With storms becoming more frequent and powerful, utilities have a renewed focus on improving grid reliability and restoring power as quickly as possible in the event of an outage. Delivering consistent and reliable power to customers is the top priority. When service is interrupted, the utility is expected know about it when it happens and to restore service quickly and efficiently.
Smart metering technology has added a useful data stream to help manage outages, but it is not a panacea. In fact, the current state of outage detection via the smart metering network is still an inferential, data-intensive exercise relying on how many affected meters can successfully transmit “last gasp” outage alarms to utility back end systems. Utilities are aware that the power is out, but don’t have a whole lot of timely insight beyond that. After the outage is over, information from smart meters also enables utilities to achieve operational improvements in their processes, but does little during the event to provide utilities with a useful and comprehensive picture of outage conditions.
This is where distributed analytics come into play, changing the outage management process by delivering timely and actionable intelligence in the context of the distribution network. This new generation of analytics can interpret the tsunami of raw power outage and restoration alarms to deliver an accurate, continuous feed of information to the utility on the state of their distribution grid.
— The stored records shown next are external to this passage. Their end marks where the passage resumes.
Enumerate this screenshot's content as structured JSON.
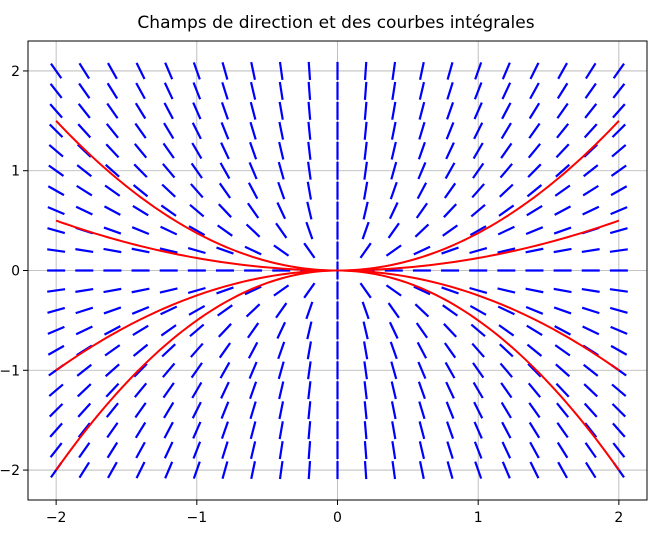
{
  "chart_data": {
    "type": "line",
    "title": "Champs de direction et des courbes intégrales",
    "xlabel": "",
    "ylabel": "",
    "xlim": [
      -2.2,
      2.2
    ],
    "ylim": [
      -2.3,
      2.3
    ],
    "grid": true,
    "x_ticks": [
      -2,
      -1,
      0,
      1,
      2
    ],
    "y_ticks": [
      -2,
      -1,
      0,
      1,
      2
    ],
    "x_tick_labels": [
      "−2",
      "−1",
      "0",
      "1",
      "2"
    ],
    "y_tick_labels": [
      "−2",
      "−1",
      "0",
      "1",
      "2"
    ],
    "direction_field": {
      "slope_equation": "dy/dx = 2y/x",
      "x_range": [
        -2,
        2
      ],
      "y_range": [
        -2,
        2
      ],
      "n": 21,
      "color": "#0000ff"
    },
    "series": [
      {
        "k": 0.375,
        "x_range": [
          -2,
          2
        ],
        "color": "#ff0000"
      },
      {
        "k": 0.125,
        "x_range": [
          -2,
          2
        ],
        "color": "#ff0000"
      },
      {
        "k": -0.25,
        "x_range": [
          -2,
          2
        ],
        "color": "#ff0000"
      },
      {
        "k": -0.5,
        "x_range": [
          -2,
          2
        ],
        "color": "#ff0000"
      }
    ],
    "curve_formula": "y = k * x^2"
  }
}
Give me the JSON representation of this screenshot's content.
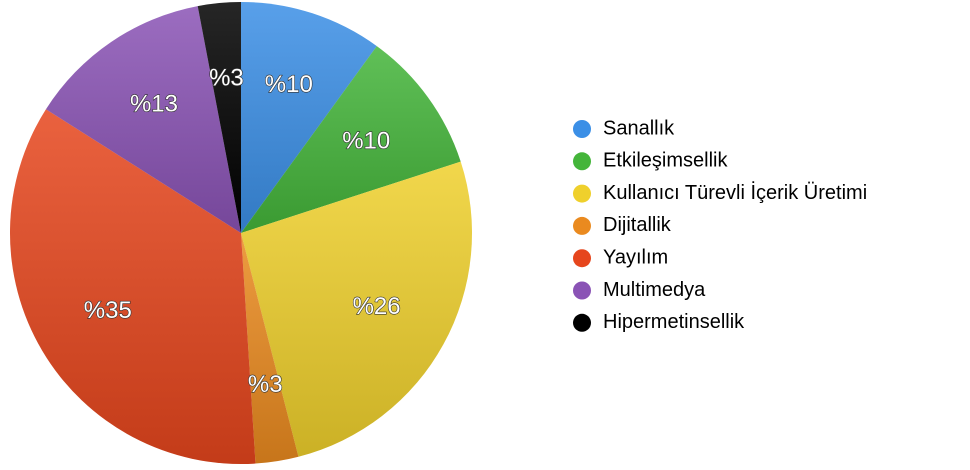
{
  "chart_data": {
    "type": "pie",
    "categories": [
      "Sanallık",
      "Etkileşimsellik",
      "Kullanıcı Türevli İçerik Üretimi",
      "Dijitallik",
      "Yayılım",
      "Multimedya",
      "Hipermetinsellik"
    ],
    "values": [
      10,
      10,
      26,
      3,
      35,
      13,
      3
    ],
    "value_labels": [
      "%10",
      "%10",
      "%26",
      "%3",
      "%35",
      "%13",
      "%3"
    ],
    "colors": [
      "#3b8fe6",
      "#44b53a",
      "#efd02c",
      "#ea8a1f",
      "#e6461d",
      "#8a53b5",
      "#000000"
    ]
  }
}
Ongoing, precise updates from the edge of the network enable crews to quickly and efficiently target their response during all phases of outage management operations.
The key is edge intelligence – combining location awareness on the grid with peer-to-peer communications at the edge of the network, this new generation of smart meters systematically and continuously evaluate the status of nearby meters and devices to quickly model and localize outage events and report reliable and actionable information back to the utility in near real time. The utility receives accurate summary information, including the scale and location of the outage, affected meters and affected transformers, in a compressed timeframe.
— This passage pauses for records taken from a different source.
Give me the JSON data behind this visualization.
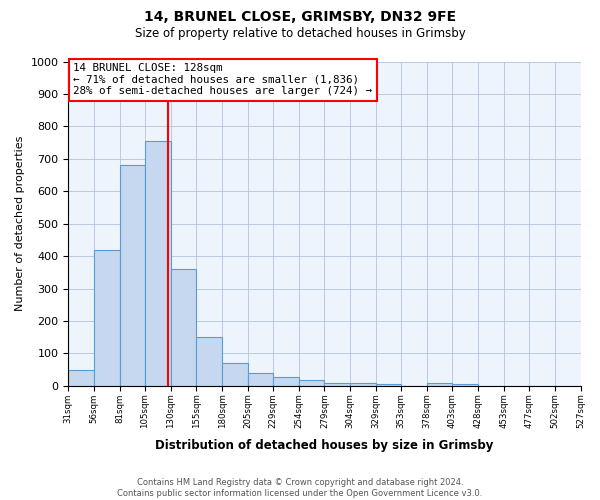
{
  "title1": "14, BRUNEL CLOSE, GRIMSBY, DN32 9FE",
  "title2": "Size of property relative to detached houses in Grimsby",
  "xlabel": "Distribution of detached houses by size in Grimsby",
  "ylabel": "Number of detached properties",
  "bin_edges": [
    31,
    56,
    81,
    105,
    130,
    155,
    180,
    205,
    229,
    254,
    279,
    304,
    329,
    353,
    378,
    403,
    428,
    453,
    477,
    502,
    527
  ],
  "bar_heights": [
    50,
    420,
    680,
    755,
    360,
    150,
    70,
    40,
    27,
    17,
    10,
    8,
    5,
    0,
    8,
    5,
    0,
    0,
    0,
    0
  ],
  "bar_color": "#C5D8EF",
  "bar_edge_color": "#5B9BD5",
  "property_line_x": 128,
  "property_line_color": "red",
  "ylim": [
    0,
    1000
  ],
  "annotation_line1": "14 BRUNEL CLOSE: 128sqm",
  "annotation_line2": "← 71% of detached houses are smaller (1,836)",
  "annotation_line3": "28% of semi-detached houses are larger (724) →",
  "footnote1": "Contains HM Land Registry data © Crown copyright and database right 2024.",
  "footnote2": "Contains public sector information licensed under the Open Government Licence v3.0.",
  "background_color": "#ffffff",
  "plot_bg_color": "#EEF4FB",
  "grid_color": "#b0c4de"
}
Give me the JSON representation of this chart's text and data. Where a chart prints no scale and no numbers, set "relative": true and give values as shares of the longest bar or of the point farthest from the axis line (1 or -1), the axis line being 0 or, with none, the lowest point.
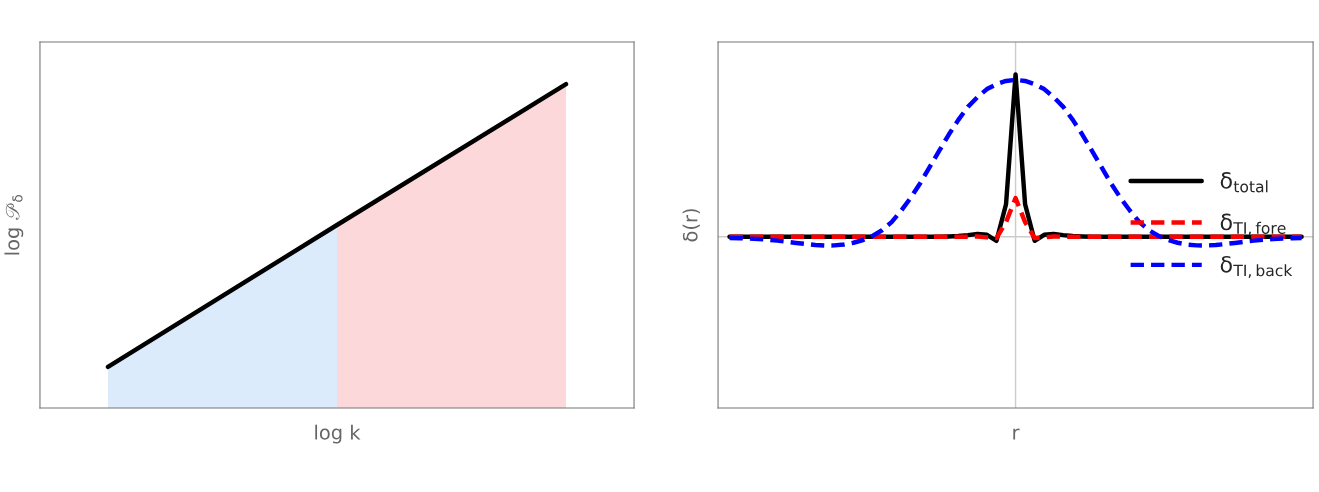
{
  "chart_data": [
    {
      "type": "line",
      "relative": true,
      "xlabel": "log k",
      "ylabel": "log 𝒫$_{δ}$",
      "categories": [
        null,
        null,
        null
      ],
      "legend": false,
      "series": [
        {
          "type": "area",
          "color": "#dbebfb",
          "values": [
            0.127,
            0.565,
            null
          ]
        },
        {
          "type": "area",
          "color": "#fdd8da",
          "values": [
            null,
            0.565,
            1
          ]
        },
        {
          "type": "line",
          "color": "#000000",
          "values": [
            0.127,
            0.565,
            1
          ]
        }
      ]
    },
    {
      "type": "line",
      "relative": true,
      "xlabel": "r",
      "ylabel": "δ(r)",
      "legend": "right",
      "categories": [
        null,
        null,
        null,
        null,
        null,
        null,
        null,
        null,
        null,
        null,
        null,
        null,
        null,
        null,
        null,
        null,
        null,
        null,
        null,
        null,
        null,
        null,
        null,
        null,
        null,
        null,
        null,
        null,
        null,
        null,
        null,
        null,
        null,
        null,
        null,
        null,
        null,
        null,
        null,
        null,
        null,
        null,
        null,
        null,
        null,
        null,
        null,
        null,
        null,
        null,
        null,
        null,
        null,
        null,
        null,
        null,
        null,
        null,
        null,
        null,
        null
      ],
      "ref_lines": [
        {
          "axis": "y",
          "value": 0,
          "color": "#cccccc"
        }
      ],
      "series": [
        {
          "name": "δ$_{total}$",
          "color": "#000000",
          "line_style": "solid",
          "values": [
            0,
            0,
            0,
            0,
            0,
            0,
            0,
            0,
            0,
            0,
            0,
            0,
            0,
            0,
            0,
            0,
            0,
            0,
            0,
            0,
            0,
            0,
            0,
            0.002,
            0.005,
            0.01,
            0.017,
            0.012,
            -0.025,
            0.2,
            1.0,
            0.2,
            -0.025,
            0.012,
            0.017,
            0.01,
            0.005,
            0.002,
            0,
            0,
            0,
            0,
            0,
            0,
            0,
            0,
            0,
            0,
            0,
            0,
            0,
            0,
            0,
            0,
            0,
            0,
            0,
            0,
            0,
            0,
            0
          ]
        },
        {
          "name": "δ$_{TI,fore}$",
          "color": "#ff0000",
          "line_style": "dashed",
          "values": [
            0,
            0,
            0,
            0,
            0,
            0,
            0,
            0,
            0,
            0,
            0,
            0,
            0,
            0,
            0,
            0,
            0,
            0,
            0,
            0,
            0,
            0,
            0,
            0,
            0,
            0,
            0.002,
            -0.004,
            -0.008,
            0.09,
            0.238,
            0.09,
            -0.008,
            -0.004,
            0.002,
            0,
            0,
            0,
            0,
            0,
            0,
            0,
            0,
            0,
            0,
            0,
            0,
            0,
            0,
            0,
            0,
            0,
            0,
            0,
            0,
            0,
            0,
            0,
            0,
            0,
            0
          ]
        },
        {
          "name": "δ$_{TI,back}$",
          "color": "#0000ff",
          "line_style": "dashed",
          "values": [
            -0.008,
            -0.009,
            -0.011,
            -0.014,
            -0.018,
            -0.024,
            -0.031,
            -0.038,
            -0.045,
            -0.051,
            -0.054,
            -0.053,
            -0.048,
            -0.037,
            -0.02,
            0.005,
            0.04,
            0.09,
            0.16,
            0.24,
            0.33,
            0.43,
            0.53,
            0.63,
            0.72,
            0.8,
            0.86,
            0.91,
            0.94,
            0.96,
            0.967,
            0.96,
            0.94,
            0.91,
            0.86,
            0.8,
            0.72,
            0.63,
            0.53,
            0.43,
            0.33,
            0.24,
            0.16,
            0.09,
            0.04,
            0.005,
            -0.02,
            -0.037,
            -0.048,
            -0.053,
            -0.054,
            -0.051,
            -0.045,
            -0.038,
            -0.031,
            -0.024,
            -0.018,
            -0.014,
            -0.011,
            -0.009,
            -0.008
          ]
        }
      ]
    }
  ]
}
Analyzing outage data on the edge via peer-to-peer communications also helps utilities determine the most likely cause of the outage, which allows repair crews to arrive with the proper assets needed for faster restoration. In addition, analytics can identify duplicate alarms and momentary interruptions, and apply results to the grid topology to accurately determine outage extents, even in cases when a subset of outage and restoration notifications are received and eliminate false positives.
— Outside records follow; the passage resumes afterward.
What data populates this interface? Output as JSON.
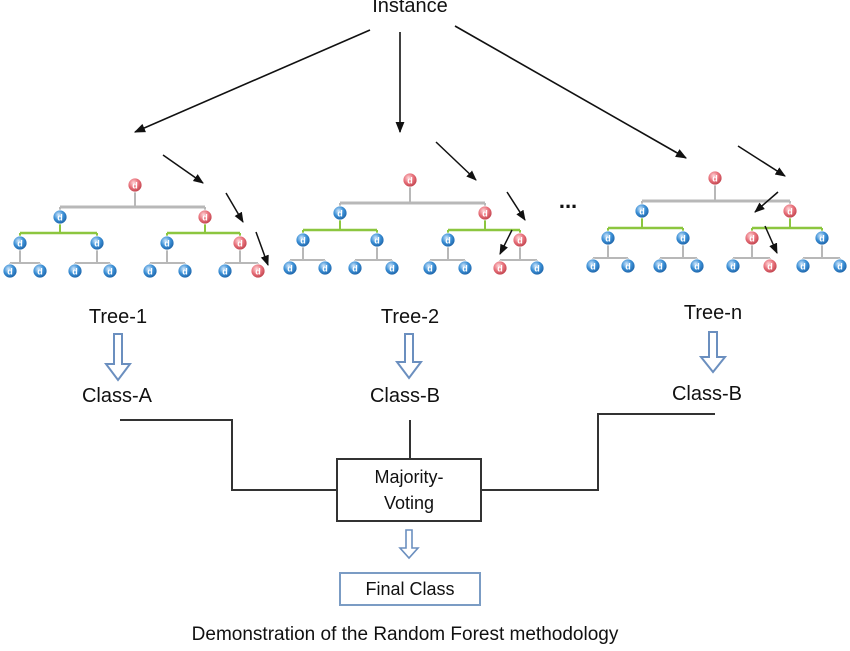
{
  "diagram": {
    "instance_label": "Instance",
    "ellipsis": "...",
    "trees": [
      {
        "name": "Tree-1",
        "class": "Class-A"
      },
      {
        "name": "Tree-2",
        "class": "Class-B"
      },
      {
        "name": "Tree-n",
        "class": "Class-B"
      }
    ],
    "voting": {
      "line1": "Majority-",
      "line2": "Voting"
    },
    "final_class": "Final Class",
    "caption": "Demonstration of the Random Forest methodology",
    "node_letter": "d",
    "colors": {
      "red_node": "#e8707a",
      "blue_node": "#3a8fd6",
      "green_branch": "#8cc63f",
      "grey_branch": "#b8b8b8",
      "arrow": "#7b9cc4"
    }
  }
}
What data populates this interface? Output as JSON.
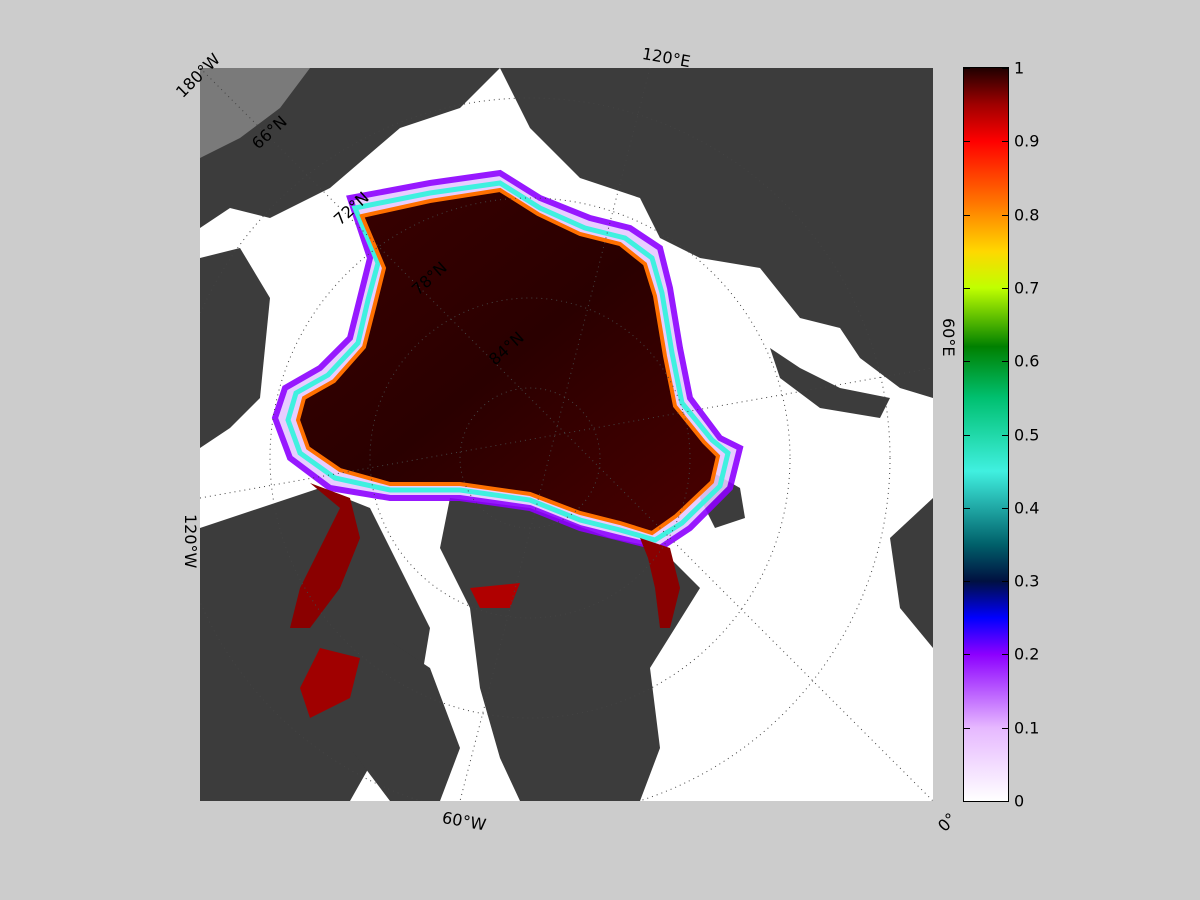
{
  "map": {
    "longitude_labels": [
      {
        "id": "lon-180w",
        "text": "180°W"
      },
      {
        "id": "lon-120e",
        "text": "120°E"
      },
      {
        "id": "lon-60e",
        "text": "60°E"
      },
      {
        "id": "lon-0",
        "text": "0°"
      },
      {
        "id": "lon-60w",
        "text": "60°W"
      },
      {
        "id": "lon-120w",
        "text": "120°W"
      }
    ],
    "latitude_labels": [
      "66°N",
      "72°N",
      "78°N",
      "84°N"
    ],
    "colors": {
      "land": "#3c3c3c",
      "land_shelf": "#7a7a7a",
      "open_water": "#ffffff",
      "graticule": "#444444"
    }
  },
  "colorbar": {
    "min": 0,
    "max": 1,
    "tick_labels": [
      "0",
      "0.1",
      "0.2",
      "0.3",
      "0.4",
      "0.5",
      "0.6",
      "0.7",
      "0.8",
      "0.9",
      "1"
    ],
    "stops": [
      {
        "v": 0.0,
        "color": "#ffffff"
      },
      {
        "v": 0.1,
        "color": "#e6b8ff"
      },
      {
        "v": 0.2,
        "color": "#8c00ff"
      },
      {
        "v": 0.25,
        "color": "#0000ff"
      },
      {
        "v": 0.3,
        "color": "#001040"
      },
      {
        "v": 0.35,
        "color": "#00606a"
      },
      {
        "v": 0.45,
        "color": "#40f0e0"
      },
      {
        "v": 0.55,
        "color": "#00c070"
      },
      {
        "v": 0.62,
        "color": "#008000"
      },
      {
        "v": 0.7,
        "color": "#c0ff00"
      },
      {
        "v": 0.75,
        "color": "#ffd800"
      },
      {
        "v": 0.82,
        "color": "#ff7000"
      },
      {
        "v": 0.9,
        "color": "#ff0000"
      },
      {
        "v": 0.95,
        "color": "#a00000"
      },
      {
        "v": 1.0,
        "color": "#200000"
      }
    ]
  }
}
In addition, meters in and around the outage area can be pinged automatically to check their power status. Results are used to validate the initial assessment and continually update outage models during restoration. This continual, active examination of dynamically selected meters minimizes network traffic and effectively identifies problematic nested outages. This process continues until all endpoints are confirmed as restored.
With these capabilities, utilities can quickly and effectively target outage response and determine the scope of the outage. They can also continuously update and validate this information. Instead of interpreting anecdotal alarms, distributed intelligence provides utilities with actionable intelligence on the state of their distribution system all the way to the edge of the network. And that’s a big step forward to help restore power faster.